Initializes a new DataSource object.

Parameters:

Name	Type	Description	Default
`source`	`Union[str, DataFrame]`	Source of data (existing name, filepath, S3 path, or a Pandas DataFrame)	required
`name`	`str`	The name of the data source (must be lowercase). If not specified, a name will be generated	`None`
`tags`	`list[str]`	A list of tags associated with the data source. If not specified tags will be generated.	`None`

Source code in src/sageworks/api/data_source.py

def __init__(self, source: Union[str, pd.DataFrame], name: str = None, tags: list = None, **kwargs):
    """
    Initializes a new DataSource object.

    Args:
        source (Union[str, pd.DataFrame]): Source of data (existing name, filepath, S3 path, or a Pandas DataFrame)
        name (str): The name of the data source (must be lowercase). If not specified, a name will be generated
        tags (list[str]): A list of tags associated with the data source. If not specified tags will be generated.
    """

    # Ensure the ds_name is valid
    if name:
        Artifact.is_name_valid(name)

    # If the data source name wasn't given, generate it
    else:
        name = extract_data_source_basename(source)
        name = Artifact.generate_valid_name(name)

        # Sanity check for dataframe sources
        if name == "dataframe":
            msg = "Set the 'name' argument in the constructor: DataSource(df, name='my_data')"
            self.log.critical(msg)
            raise ValueError(msg)

    # Set the tags and load the source
    tags = [name] if tags is None else tags
    self._load_source(source, name, tags)
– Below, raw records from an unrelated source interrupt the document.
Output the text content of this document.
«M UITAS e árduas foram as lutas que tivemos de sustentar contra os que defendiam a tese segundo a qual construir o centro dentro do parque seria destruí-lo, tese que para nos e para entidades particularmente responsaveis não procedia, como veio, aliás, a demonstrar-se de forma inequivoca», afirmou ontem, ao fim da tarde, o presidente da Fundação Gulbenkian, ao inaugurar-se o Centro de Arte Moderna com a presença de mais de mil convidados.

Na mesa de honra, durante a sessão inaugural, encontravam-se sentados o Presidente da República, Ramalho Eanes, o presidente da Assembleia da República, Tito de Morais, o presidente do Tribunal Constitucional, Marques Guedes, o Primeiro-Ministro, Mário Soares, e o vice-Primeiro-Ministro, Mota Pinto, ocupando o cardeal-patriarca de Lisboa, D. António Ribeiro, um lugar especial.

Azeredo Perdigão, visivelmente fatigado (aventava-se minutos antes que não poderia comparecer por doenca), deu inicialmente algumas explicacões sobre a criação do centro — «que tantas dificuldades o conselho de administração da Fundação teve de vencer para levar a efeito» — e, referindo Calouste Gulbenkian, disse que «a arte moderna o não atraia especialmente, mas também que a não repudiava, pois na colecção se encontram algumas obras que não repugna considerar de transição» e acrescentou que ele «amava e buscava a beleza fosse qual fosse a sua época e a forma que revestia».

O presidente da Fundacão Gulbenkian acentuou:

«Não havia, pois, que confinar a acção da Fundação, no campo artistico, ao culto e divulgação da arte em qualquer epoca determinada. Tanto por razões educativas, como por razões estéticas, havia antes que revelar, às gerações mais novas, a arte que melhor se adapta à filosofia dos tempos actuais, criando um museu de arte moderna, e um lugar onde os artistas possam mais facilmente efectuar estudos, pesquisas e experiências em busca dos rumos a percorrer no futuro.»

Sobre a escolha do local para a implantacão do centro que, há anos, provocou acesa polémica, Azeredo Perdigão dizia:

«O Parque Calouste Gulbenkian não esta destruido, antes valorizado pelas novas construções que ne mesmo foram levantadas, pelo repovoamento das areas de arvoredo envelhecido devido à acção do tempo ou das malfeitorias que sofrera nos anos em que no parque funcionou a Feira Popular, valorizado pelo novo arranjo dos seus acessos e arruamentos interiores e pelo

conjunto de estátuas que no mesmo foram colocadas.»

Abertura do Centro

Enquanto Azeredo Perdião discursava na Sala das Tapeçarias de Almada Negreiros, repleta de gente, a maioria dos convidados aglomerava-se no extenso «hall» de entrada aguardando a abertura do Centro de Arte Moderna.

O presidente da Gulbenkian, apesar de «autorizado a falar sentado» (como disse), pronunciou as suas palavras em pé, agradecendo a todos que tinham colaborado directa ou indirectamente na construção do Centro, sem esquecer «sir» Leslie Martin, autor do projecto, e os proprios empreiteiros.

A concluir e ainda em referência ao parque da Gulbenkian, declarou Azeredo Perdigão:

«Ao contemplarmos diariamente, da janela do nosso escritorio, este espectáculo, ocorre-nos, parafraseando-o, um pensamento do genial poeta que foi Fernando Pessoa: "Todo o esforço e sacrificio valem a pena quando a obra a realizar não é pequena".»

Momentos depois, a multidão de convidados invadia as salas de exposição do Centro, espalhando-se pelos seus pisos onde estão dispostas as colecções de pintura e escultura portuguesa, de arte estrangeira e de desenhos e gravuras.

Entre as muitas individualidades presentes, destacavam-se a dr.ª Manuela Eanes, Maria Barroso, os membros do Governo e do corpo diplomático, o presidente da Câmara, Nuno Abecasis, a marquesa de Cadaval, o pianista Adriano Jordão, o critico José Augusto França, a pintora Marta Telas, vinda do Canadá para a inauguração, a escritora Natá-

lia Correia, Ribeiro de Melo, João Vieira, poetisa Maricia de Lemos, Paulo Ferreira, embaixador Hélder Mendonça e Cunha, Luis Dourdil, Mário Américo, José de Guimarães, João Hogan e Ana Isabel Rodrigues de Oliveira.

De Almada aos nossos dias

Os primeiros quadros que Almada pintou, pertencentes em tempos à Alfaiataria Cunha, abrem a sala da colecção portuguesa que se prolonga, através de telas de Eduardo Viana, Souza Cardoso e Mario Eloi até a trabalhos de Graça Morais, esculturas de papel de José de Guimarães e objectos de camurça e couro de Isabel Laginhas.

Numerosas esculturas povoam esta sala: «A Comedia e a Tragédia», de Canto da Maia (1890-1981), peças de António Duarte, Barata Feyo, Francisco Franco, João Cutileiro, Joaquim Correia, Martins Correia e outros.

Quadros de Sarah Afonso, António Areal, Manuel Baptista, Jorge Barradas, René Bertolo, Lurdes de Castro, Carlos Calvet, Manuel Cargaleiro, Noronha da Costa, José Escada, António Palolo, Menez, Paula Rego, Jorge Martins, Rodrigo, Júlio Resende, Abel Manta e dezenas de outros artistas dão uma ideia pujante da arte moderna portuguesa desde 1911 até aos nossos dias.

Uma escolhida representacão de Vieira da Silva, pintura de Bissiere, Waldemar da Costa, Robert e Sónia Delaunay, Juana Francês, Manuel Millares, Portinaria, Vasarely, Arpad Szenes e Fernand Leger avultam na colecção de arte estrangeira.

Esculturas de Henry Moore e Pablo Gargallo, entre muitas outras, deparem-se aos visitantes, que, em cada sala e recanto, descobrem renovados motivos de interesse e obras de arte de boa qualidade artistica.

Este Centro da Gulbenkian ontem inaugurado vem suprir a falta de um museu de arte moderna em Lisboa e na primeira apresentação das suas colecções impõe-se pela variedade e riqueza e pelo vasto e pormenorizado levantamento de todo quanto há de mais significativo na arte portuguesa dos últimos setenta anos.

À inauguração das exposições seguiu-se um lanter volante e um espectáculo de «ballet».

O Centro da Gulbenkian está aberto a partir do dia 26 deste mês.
    # Call superclass init
    super().__init__(name, **kwargs)

`details(**kwargs)`

DataSource Details

Returns:

Name	Type	Description
`dict`	`dict`	A dictionary of details about the DataSource

Source code in src/sageworks/api/data_source.py

def details(self, **kwargs) -> dict:
    """DataSource Details

    Returns:
        dict: A dictionary of details about the DataSource
    """
    return super().details(**kwargs)

`pull_dataframe(include_aws_columns=False)`

Return a DataFrame of ALL the data from this DataSource

Parameters:

Name	Type	Description	Default
`include_aws_columns`	`bool`	Include the AWS columns in the DataFrame (default: False)	`False`

Returns:

Type	Description
`DataFrame`	pd.DataFrame: A DataFrame of ALL the data from this DataSource

Note

Obviously this is not recommended for large datasets :)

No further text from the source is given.